El oficial italiano parecía únicamente feliz cuando podía ir a casa de Pierre, conversar con él, contarle su propio pasado, su vida familiar, sus amores, y expresarle su indignación contra los franceses y especialmente contra Napoleón.
—Si todos los rusos se parecen, aunque sea un poco a usted— decía a Pierre, —c'est un sacrilège de faire la guerre à un peuple comme le vôtre.[627] Usted, que ha sufrido tanto por culpa de los franceses, no muestra ni siquiera rencor alguno contra ellos.
Si Pierre se había ganado aquel apasionado afecto del italiano era únicamente por haber despertado en él lo mejor de su alma y porque le complacía verlo.
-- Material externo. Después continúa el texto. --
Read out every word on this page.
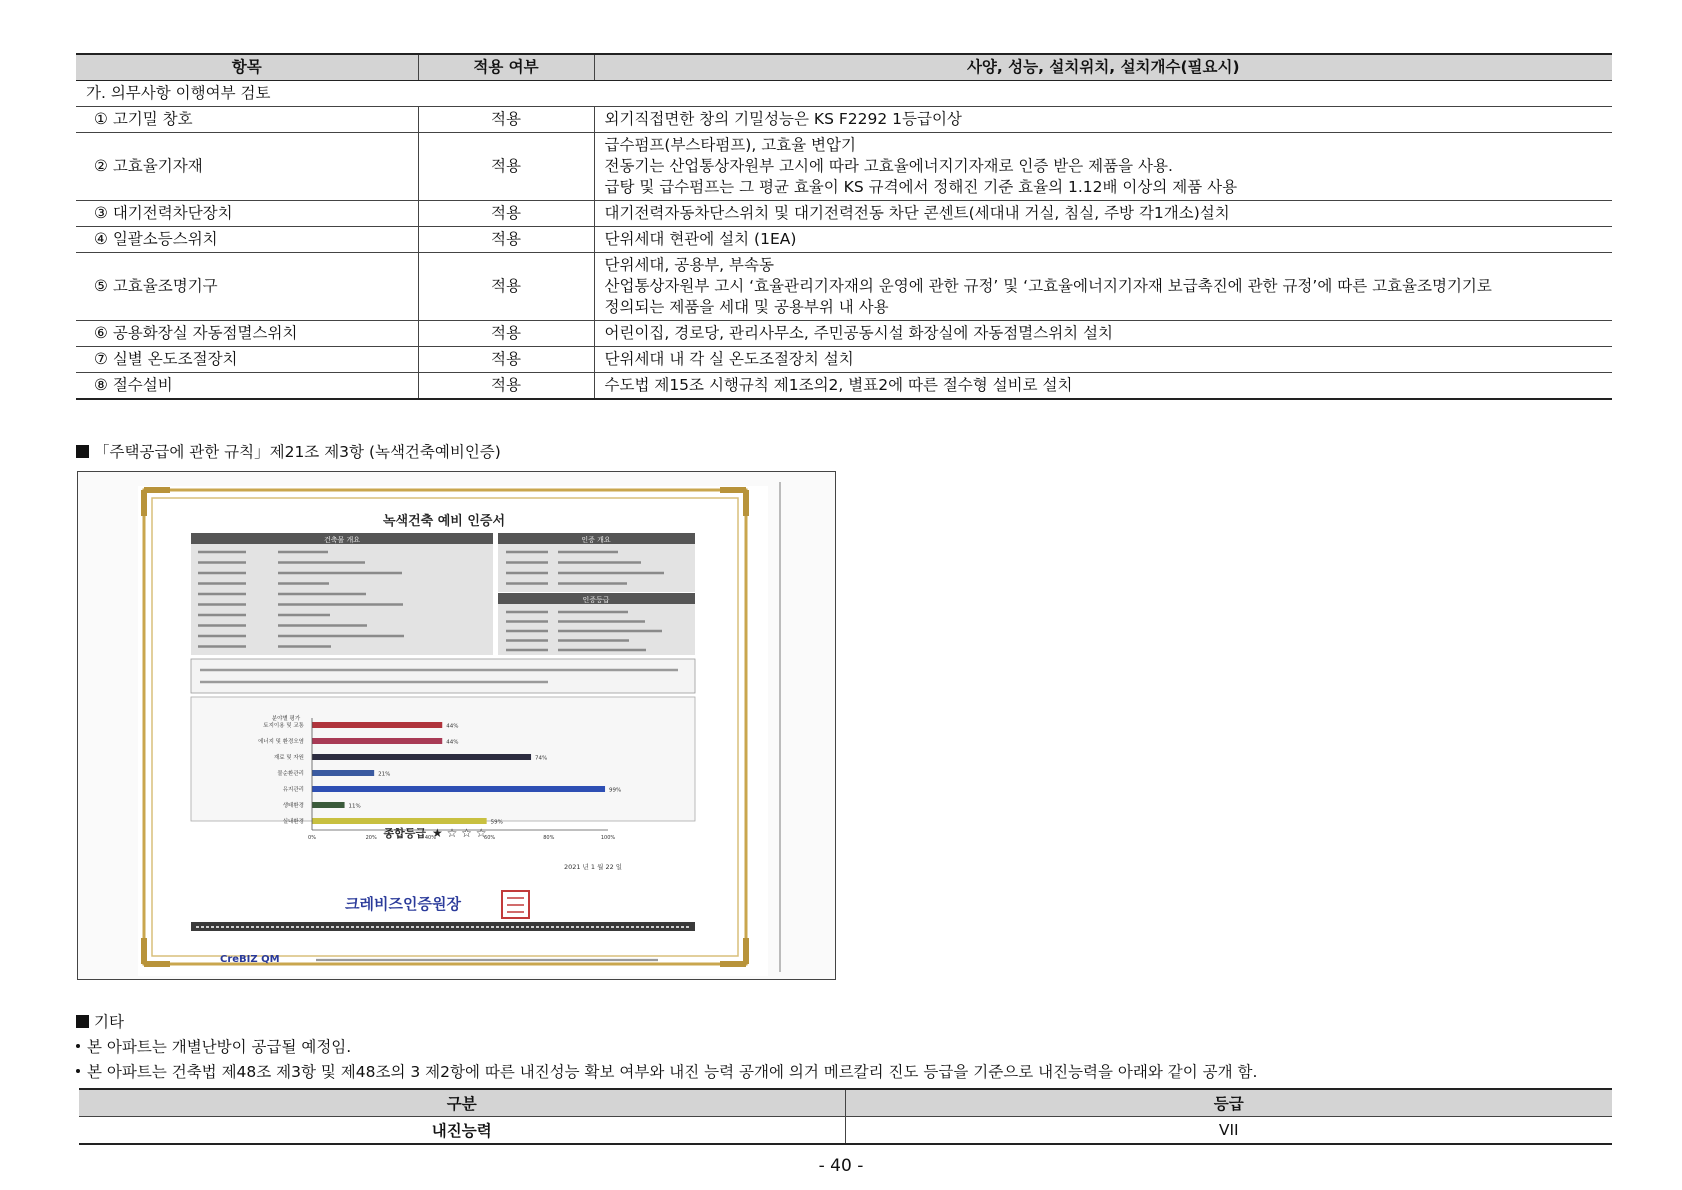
항목	적용 여부	사양, 성능, 설치위치, 설치개수(필요시)
가. 의무사항 이행여부 검토		
① 고기밀 창호	적용	외기직접면한 창의 기밀성능은 KS F2292 1등급이상

② 고효율기자재	적용	급수펌프(부스타펌프), 고효율 변압기
전동기는 산업통상자원부 고시에 따라 고효율에너지기자재로 인증 받은 제품을 사용.
급탕 및 급수펌프는 그 평균 효율이 KS 규격에서 정해진 기준 효율의 1.12배 이상의 제품 사용

③ 대기전력차단장치	적용	대기전력자동차단스위치 및 대기전력전동 차단 콘센트(세대내 거실, 침실, 주방 각1개소)설치

④ 일괄소등스위치	적용	단위세대 현관에 설치 (1EA)

⑤ 고효율조명기구	적용	단위세대, 공용부, 부속동
산업통상자원부 고시 ‘효율관리기자재의 운영에 관한 규정’ 및 ‘고효율에너지기자재 보급촉진에 관한 규정’에 따른 고효율조명기기로
정의되는 제품을 세대 및 공용부위 내 사용

⑥ 공용화장실 자동점멸스위치	적용	어린이집, 경로당, 관리사무소, 주민공동시설 화장실에 자동점멸스위치 설치

⑦ 실별 온도조절장치	적용	단위세대 내 각 실 온도조절장치 설치

⑧ 절수설비	적용	수도법 제15조 시행규칙 제1조의2, 별표2에 따른 절수형 설비로 설치
「주택공급에 관한 규칙」제21조 제3항 (녹색건축예비인증)
녹색건축 예비 인증서
건축물 개요	인증 개요
인증등급
분야별 평가
토지이용 및 교통	44%
에너지 및 환경오염	44%
재료 및 자원	74%
물순환관리	21%
유지관리	99%
생태환경	11%
실내환경	59%
0%	20%	40%	60%	80%	100%
종합등급 ★ ☆ ☆ ☆
2021 년 1 월 22 일
크레비즈인증원장
CreBIZ QM
기타
본 아파트는 개별난방이 공급될 예정임.
본 아파트는 건축법 제48조 제3항 및 제48조의 3 제2항에 따른 내진성능 확보 여부와 내진 능력 공개에 의거 메르칼리 진도 등급을 기준으로 내진능력을 아래와 같이 공개 함.
구분	등급
내진능력	VII
- 40 -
En los últimos tiempos de su estancia en Orel recibió la visita de un viejo amigo, el conde Villarski, el mismo masón que lo había introducido en la logia en 1807. Villarski se había casado con una rusa muy rica, propietaria de grandes haciendas en la provincia de Orel, y ocupaba en la ciudad, provisionalmente, un cargo relacionado con la intendencia.